More famously, a junior member of the family; Edward Callanan of Eyrecourt was the subject of a poem in the Irish language by the Gaelic poet Raftery for his duel with Patrick Donelan of Ballyeighter. The duel, fought with pistols in October of 1821, arose between the two former friends when Donelan took offence at a remark made by Callanan with regard to Donelan’s behaviour at a dinner given in Callanan’s residence. It was claimed that the dispute arose over the use of a ‘neck handkerchief which Callanan lent to Donelan while away from home.’ A later account asserted that the offence was felt by Callanan at Donelan’s attentions to a lady to whom the latter offered the borrowed kerchief.
Both parties met one Saturday between the villages of Kiltormer and Lawrencetown. Contemporary newspaper accounts give two different versions. One reported that, on the first discharge of pistols, Callanan was killed instantly when Donelan’s ball entered his heart. Another account stated three shots were fired, with Callanan hit on the first and mortally wounded by the second. Duelling was not uncommon among gentlemen at that time and this was not the last duel fought locally. However, it was a practice frowned upon by the authorities and the subsequent inquest returned a verdict of wilful murder against Donelan.

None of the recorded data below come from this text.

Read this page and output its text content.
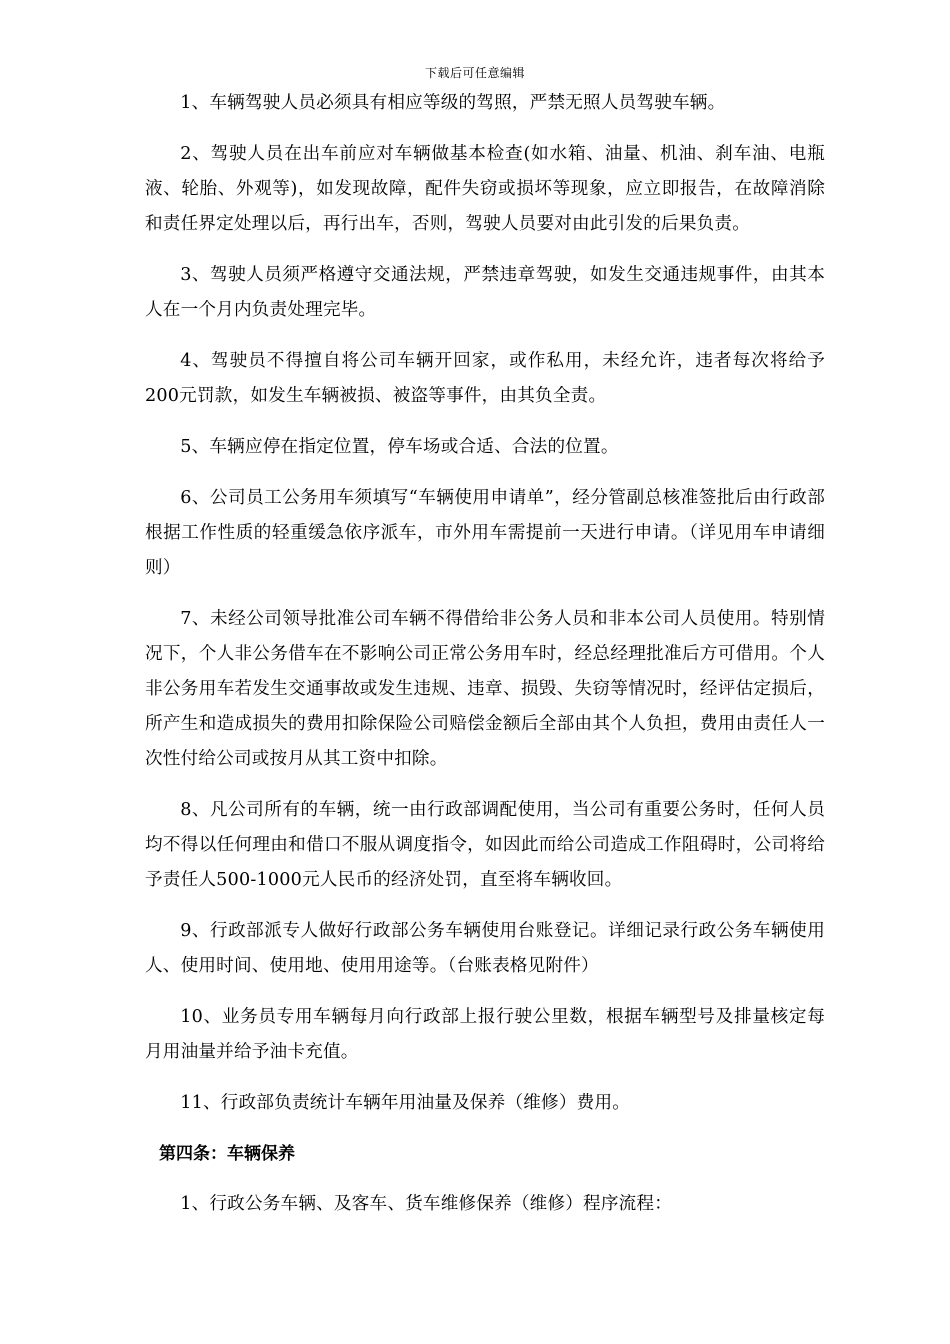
下载后可任意编辑

1、车辆驾驶人员必须具有相应等级的驾照，严禁无照人员驾驶车辆。

2、驾驶人员在出车前应对车辆做基本检查(如水箱、油量、机油、刹车油、电瓶液、轮胎、外观等)，如发现故障，配件失窃或损坏等现象，应立即报告，在故障消除和责任界定处理以后，再行出车，否则，驾驶人员要对由此引发的后果负责。

3、驾驶人员须严格遵守交通法规，严禁违章驾驶，如发生交通违规事件，由其本人在一个月内负责处理完毕。

4、驾驶员不得擅自将公司车辆开回家，或作私用，未经允许，违者每次将给予200元罚款，如发生车辆被损、被盗等事件，由其负全责。

5、车辆应停在指定位置，停车场或合适、合法的位置。

6、公司员工公务用车须填写“车辆使用申请单”，经分管副总核准签批后由行政部根据工作性质的轻重缓急依序派车，市外用车需提前一天进行申请。（详见用车申请细则）

7、未经公司领导批准公司车辆不得借给非公务人员和非本公司人员使用。特别情况下，个人非公务借车在不影响公司正常公务用车时，经总经理批准后方可借用。个人非公务用车若发生交通事故或发生违规、违章、损毁、失窃等情况时，经评估定损后，所产生和造成损失的费用扣除保险公司赔偿金额后全部由其个人负担，费用由责任人一次性付给公司或按月从其工资中扣除。

8、凡公司所有的车辆，统一由行政部调配使用，当公司有重要公务时，任何人员均不得以任何理由和借口不服从调度指令，如因此而给公司造成工作阻碍时，公司将给予责任人500-1000元人民币的经济处罚，直至将车辆收回。

9、行政部派专人做好行政部公务车辆使用台账登记。详细记录行政公务车辆使用人、使用时间、使用地、使用用途等。（台账表格见附件）

10、业务员专用车辆每月向行政部上报行驶公里数，根据车辆型号及排量核定每月用油量并给予油卡充值。

11、行政部负责统计车辆年用油量及保养（维修）费用。

第四条：车辆保养

1、行政公务车辆、及客车、货车维修保养（维修）程序流程：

The family gave the name ‘Newpark’ to their residence at Skycur and, despite their various ups and downs, the family maintained their position there into the early decades of the twentieth century. Peter Callanan of Skycur and his wife Matilda Flanagan had three sons and three daughters. Peter died about 1860 and didn’t live to see two of his young sons jailed for manslaughter in 1861. Only his two surviving elderly daughters, Rose and Mary, both Catholics and commonly known as ‘the Misses Callanan of Skycur’ were living at the family home in 1901. It was on the death of Mary after a long illness two years later that the hunt cancelled their Clonfert meet. Rose, in her seventies, was the last remaining member of the family resident at Skycur in 1911 and with her death in July 1920 the Callanans finally departed Skycur. The executor of Rose’s will transferred ownership of the property to a Ballinasloe merchant with whom Rose, in her final years, had previous financial dealings and a number of years later he sold the lands on again. With that the Callanan residence and lands passed to others and the principal family of the surname severed their continuous residence in this region of East Galway for the first time since time immemorial.